Instaurada em agosto do ano passado na Assembleia Legislativa do Rio de Janeiro (Alerj), a CPI investigou as instituições que atuam no Rio de Janeiro. As denúncias partiram de professores e alunos, que relatavam aumento nas mensalidades, falta de pagamento aos professores e infraestrutura precária. 

O documento final da CPI, elaborado pelo relator Robson Leite (PT-RJ), pede a intervenção imediata do governo federal na UniverCidade e na Universidade Gama Filho. As duas instituições foram adquiridas em 2011 pelo Grupo Galileo Educacional, também alvo de investigações. Segundo o relatório, só o Grupo Galileo teria uma dívida trabalhista de mais de R$ 50 milhões. 

Kroton

O relatório sugeriu ainda ao Ministério Público Federal (MPF) o indiciamento de seis empresários – dentre eles, dois executivos do Grupo Kroton que, em abril, anunciou sua fusão com a Anhanguera. 

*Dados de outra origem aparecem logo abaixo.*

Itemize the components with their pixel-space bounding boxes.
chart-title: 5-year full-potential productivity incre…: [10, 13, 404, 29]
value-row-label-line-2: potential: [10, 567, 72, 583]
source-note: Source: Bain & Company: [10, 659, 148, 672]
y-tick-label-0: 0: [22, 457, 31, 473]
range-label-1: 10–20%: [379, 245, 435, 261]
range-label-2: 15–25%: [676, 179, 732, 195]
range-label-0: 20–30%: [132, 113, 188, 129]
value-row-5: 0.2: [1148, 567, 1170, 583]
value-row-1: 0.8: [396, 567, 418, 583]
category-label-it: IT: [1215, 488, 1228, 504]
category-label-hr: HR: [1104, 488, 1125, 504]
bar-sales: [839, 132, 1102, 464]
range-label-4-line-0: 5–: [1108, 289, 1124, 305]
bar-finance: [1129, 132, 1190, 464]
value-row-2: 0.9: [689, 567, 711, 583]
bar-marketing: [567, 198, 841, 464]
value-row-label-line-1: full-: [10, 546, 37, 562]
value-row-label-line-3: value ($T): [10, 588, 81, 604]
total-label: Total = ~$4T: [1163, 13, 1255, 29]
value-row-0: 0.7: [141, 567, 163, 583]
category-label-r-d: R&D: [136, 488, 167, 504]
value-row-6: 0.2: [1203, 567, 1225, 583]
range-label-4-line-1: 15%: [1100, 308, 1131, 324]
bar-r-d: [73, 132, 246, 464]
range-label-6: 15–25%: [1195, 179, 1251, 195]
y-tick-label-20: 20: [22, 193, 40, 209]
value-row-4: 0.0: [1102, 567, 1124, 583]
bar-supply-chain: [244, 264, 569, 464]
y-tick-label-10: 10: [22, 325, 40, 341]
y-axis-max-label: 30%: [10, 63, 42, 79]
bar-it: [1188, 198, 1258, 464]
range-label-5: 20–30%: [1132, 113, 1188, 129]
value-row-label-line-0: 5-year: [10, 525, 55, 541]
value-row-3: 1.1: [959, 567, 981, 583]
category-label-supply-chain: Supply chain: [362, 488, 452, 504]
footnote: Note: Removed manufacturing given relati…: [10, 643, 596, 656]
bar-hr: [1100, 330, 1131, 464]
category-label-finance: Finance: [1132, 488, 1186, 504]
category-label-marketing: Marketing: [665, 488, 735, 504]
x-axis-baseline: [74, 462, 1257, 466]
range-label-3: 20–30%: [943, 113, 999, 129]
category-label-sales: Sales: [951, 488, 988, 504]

Rodrigo Galindo, atual presidente da Kroton e futuro diretor da nova companhia, e Igor Xavier, vice-presidente de Operações do grupo, podem ser indiciados em função de supostas irregularidades cometidas na compra e venda da Sociedade Unificada de Ensino Superior e Cultura (Suesc). 

Em depoimento à CPI, o aluno da Suesc Elder de Araújo Nascimento relatou que a instituição foi vendida para a Kroton Educacional por meio da Editora e Distribuidora Educacional, que faz parte do grupo. 

Após a venda, a Kroton passou a utilizar o nome “Pitágoras”, marca registrada pela empresa, e demitiu vários professores. Além disso, os estudantes passaram a ter aulas em um local que funcionava como agência de automóveis após a desapropriação do prédio que sediava a faculdade. 

A Suesc pertenceu à Kroton até 2011; depois disso, foi vendida ao Grupo Educacional Uniesp, de São Paulo, envolvido em uma série de denúncias relativas ao Fundo de Financiamento ao Estudante do Ensino Superior (Fies). 

Em um comunicado, a Kroton afirmou que “desconhece e repudia enfaticamente qualquer fundamento ou dúvida, por menor que seja, que levem a questionamentos sobre a lisura dos processos de venda da Suesc e do imóvel”. 

Além dos executivos da Kroton, podem ser indiciados os empresários Candido Mendes (Ucam), Márcio André Mendes Costa (ex-controlador do Grupo Galileo, que administrou a UniverCidade e a Gama Filho entre 2010 e 2012), e Rui Muniz, da Universidade Santa Úrsula. 

Outra recomendação do relatório, que seguirá para o plenário, é de que o Ministério da Educação utilize o cumprimento de direitos trabalhistas como condicionante para a concessão de licenças, credenciamento de novos cursos, recredenciamento das IES privadas e também para a realização dos convênios ao ProUni e ao Fies.